Intégrer les savoirs autochtones dans la gestion forestière
Près de la moitié du territoire québécois est couverte de forêts. Pour exploiter cette ressource de façon durable, il faut comprendre la dynamique des écosystèmes des siècles passés.
Hugo Asselin
Foresterie, chercheur en foresterie autochtone à l’Université du Québec en Abitibi-Témiscamingue
Hugo Asselin
La sociologie des bois
Les connaissances des Autochtones pourraient révolutionner la gestion forestière au Québec.
Par Jean-Pierre Rogel
À 37 ans, Hugo Asselin parle déjà comme un vieux sage: «Il faut comprendre la forêt dans la profondeur du temps», dit ce chercheur en foresterie autochtone à l’Université du Québec en Abitibi-Témiscamingue.
La foresterie autochtone, une spécialisation universitaire? «Mais j’espère bien! Les Autochtones connaissent la forêt et ils ont des savoirs précis à nous transmettre, pourvu qu’on les écoute. Nous aurions beaucoup à gagner à intégrer leurs connaissances dans les stratégies d’aménagement forestier durable.»
D’où l’idée qu’il a défendue d’intégrer la Chaire de recherche du Canada en foresterie autochtone – dont il est le titulaire – au département des sciences humaines. Une révolution! «Les intérêts des Amérindiens étant au cœur de notre démarche, nous agissons parfois comme des sociologues de terrain, résume Hugo Asselin. Nous les rencontrons, nous les interrogeons sur leurs perceptions, puis nous montons un projet de recherche appliqué qui tente de répondre à leurs questionnements et qui s’insère dans une démarche d’aménagement forestier durable.»
Certains des travaux de l’équipe relèvent même carrément de l’ethnologie ou de la sociologie. Une étudiante au doctorat examine le rôle des femmes autochtones dans la gouvernance du territoire; une autre évalue l’acceptabilité sociale d’une stratégie d’aménagement écosystémique par la communauté algonquine de Pikogan, une réserve située près d’Amos.
Et même dans le cas des recherches plus proches des thèmes habituellement abordés en écologie forestière, l’intérêt autochtone n’est jamais bien loin. Ainsi, si on étudie la dynamique du pin blanc près de sa limite nordique d’établissement, c’est parce que les Algonquins sont préoccupés par la diminution de cette essence sur leur territoire ancestral. «Mais c’est aussi, souligne Hugo Asselin, parce qu’ils obtiennent peu d’écoute de la part de l’industrie forestière, très frileuse à l’idée d’aménager des peuplements de pins blancs, notamment en raison des attaques par la rouille vésiculeuse ou par le charançon.»
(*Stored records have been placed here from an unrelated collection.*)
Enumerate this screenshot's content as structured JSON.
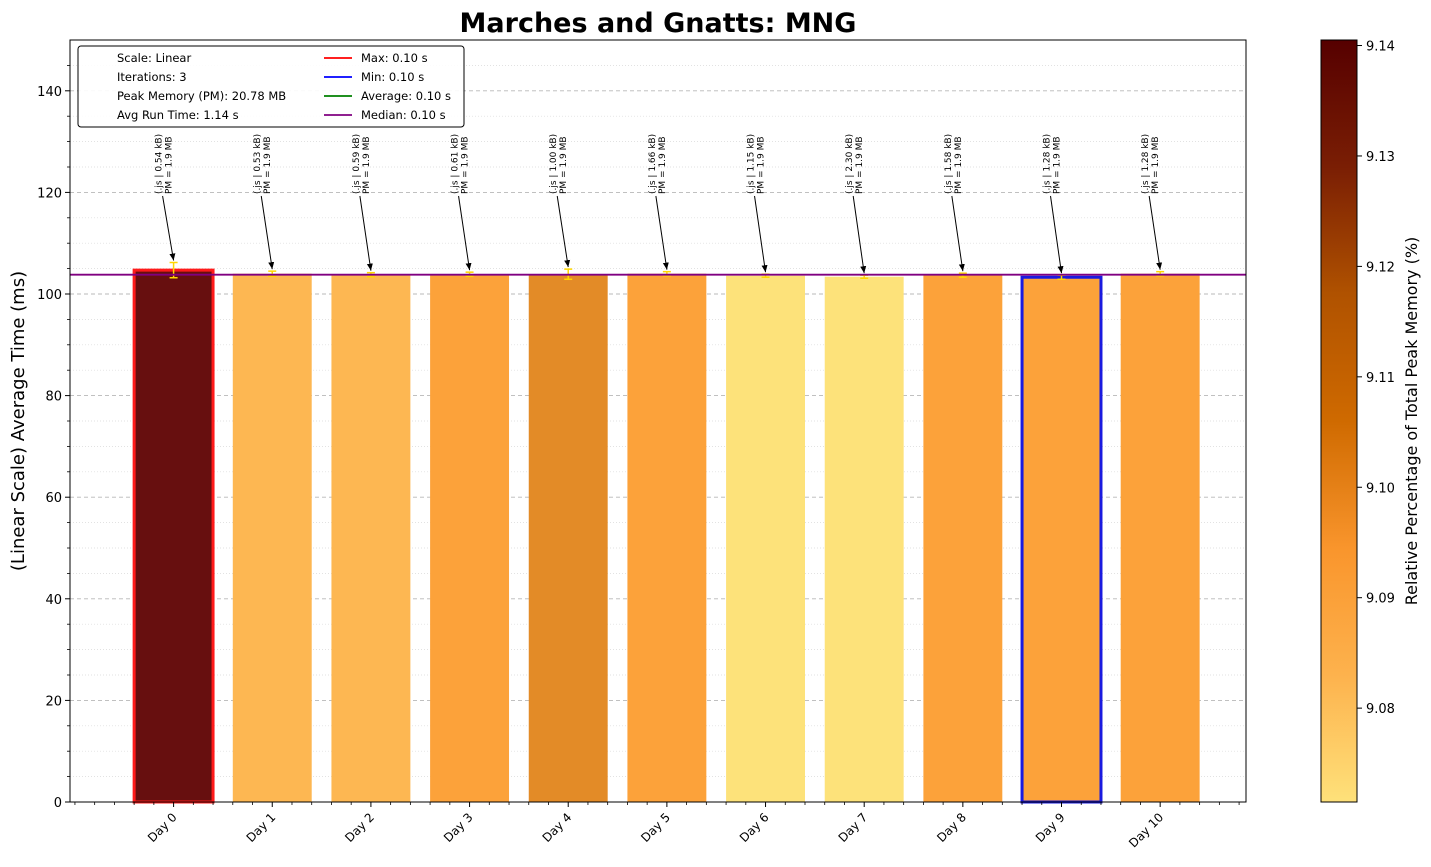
{
  "chart_data": {
    "type": "bar",
    "title": "Marches and Gnatts: MNG",
    "xlabel": "",
    "ylabel": "(Linear Scale) Average Time (ms)",
    "ylim": [
      0,
      150
    ],
    "yticks": [
      0,
      20,
      40,
      60,
      80,
      100,
      120,
      140
    ],
    "grid": true,
    "categories": [
      "Day 0",
      "Day 1",
      "Day 2",
      "Day 3",
      "Day 4",
      "Day 5",
      "Day 6",
      "Day 7",
      "Day 8",
      "Day 9",
      "Day 10"
    ],
    "values": [
      104.7,
      104.0,
      103.8,
      103.9,
      103.9,
      104.0,
      103.6,
      103.4,
      103.7,
      103.3,
      104.0
    ],
    "errors": [
      1.5,
      0.5,
      0.4,
      0.4,
      1.0,
      0.4,
      0.3,
      0.3,
      0.4,
      0.4,
      0.4
    ],
    "peak_memory_pct": [
      9.1395,
      9.085,
      9.085,
      9.09,
      9.098,
      9.09,
      9.075,
      9.075,
      9.09,
      9.09,
      9.09
    ],
    "bar_colors": [
      "#670f0f",
      "#fdb752",
      "#fdb752",
      "#fca23a",
      "#e38b27",
      "#fca23a",
      "#fde27a",
      "#fde27a",
      "#fca23a",
      "#fca23a",
      "#fca23a"
    ],
    "annotations": [
      [
        "(.js | 0.54 kB)",
        "PM = 1.9 MB"
      ],
      [
        "(.js | 0.53 kB)",
        "PM = 1.9 MB"
      ],
      [
        "(.js | 0.59 kB)",
        "PM = 1.9 MB"
      ],
      [
        "(.js | 0.61 kB)",
        "PM = 1.9 MB"
      ],
      [
        "(.js | 1.00 kB)",
        "PM = 1.9 MB"
      ],
      [
        "(.js | 1.66 kB)",
        "PM = 1.9 MB"
      ],
      [
        "(.js | 1.15 kB)",
        "PM = 1.9 MB"
      ],
      [
        "(.js | 2.30 kB)",
        "PM = 1.9 MB"
      ],
      [
        "(.js | 1.58 kB)",
        "PM = 1.9 MB"
      ],
      [
        "(.js | 1.28 kB)",
        "PM = 1.9 MB"
      ],
      [
        "(.js | 1.28 kB)",
        "PM = 1.9 MB"
      ]
    ],
    "max_index": 0,
    "min_index": 9,
    "max_outline_color": "#ff1a1a",
    "min_outline_color": "#1a1adf",
    "median_line_value": 103.8,
    "median_line_color": "#800080",
    "errorbar_color": "#ffd700",
    "legend": {
      "placement": "top-left",
      "info": [
        "Scale: Linear",
        "Iterations: 3",
        "Peak Memory (PM): 20.78 MB",
        "Avg Run Time: 1.14 s"
      ],
      "lines": [
        {
          "label": "Max: 0.10 s",
          "color": "#ff0000"
        },
        {
          "label": "Min: 0.10 s",
          "color": "#0000ff"
        },
        {
          "label": "Average: 0.10 s",
          "color": "#008000"
        },
        {
          "label": "Median: 0.10 s",
          "color": "#800080"
        }
      ]
    },
    "colorbar": {
      "label": "Relative Percentage of Total Peak Memory (%)",
      "range": [
        9.0715,
        9.1405
      ],
      "ticks": [
        9.08,
        9.09,
        9.1,
        9.11,
        9.12,
        9.13,
        9.14
      ],
      "tick_labels": [
        "9.08",
        "9.09",
        "9.10",
        "9.11",
        "9.12",
        "9.13",
        "9.14"
      ],
      "colors": [
        "#fee17a",
        "#fdb24d",
        "#f9952c",
        "#cf6a00",
        "#b05200",
        "#7a1e04",
        "#560000"
      ]
    }
  }
}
Bien sûr, pour comprendre les écosystèmes forestiers, l’ingénieur utilise aussi des méthodes plus «habituelles», notamment la paléoécologie qui, à partir de fossiles, étudie les relations passées entre les êtres vivants et leur environnement. «Nous sommes très en retard dans notre compréhension des écosystèmes forestiers, souligne-t-il.
Alors que la Commission Coulombe sur la gestion publique de la forêt québécoise remonte déjà à huit ans et qu’on s’apprête à mettre en application le nouveau régime forestier, il devient urgent de saisir la dynamique naturelle de ces écosystèmes au cours des derniers siècles, ne serait-ce que pour mesurer les effets du réchauffement climatique.»
Corédacteur en chef de la revue Écosociété, partie prenante de débats sur le développement régional, Hugo Asselin croit fermement en la responsabilité sociale des scientifiques. «La forêt est un milieu de vie ouvert, répète-t-il, un milieu riche des expériences culturelles et naturelles du passé.»
Des expériences que, à l’instar de ses amis amérindiens, le jeune chercheur tient à transmettre au plus grand nombre.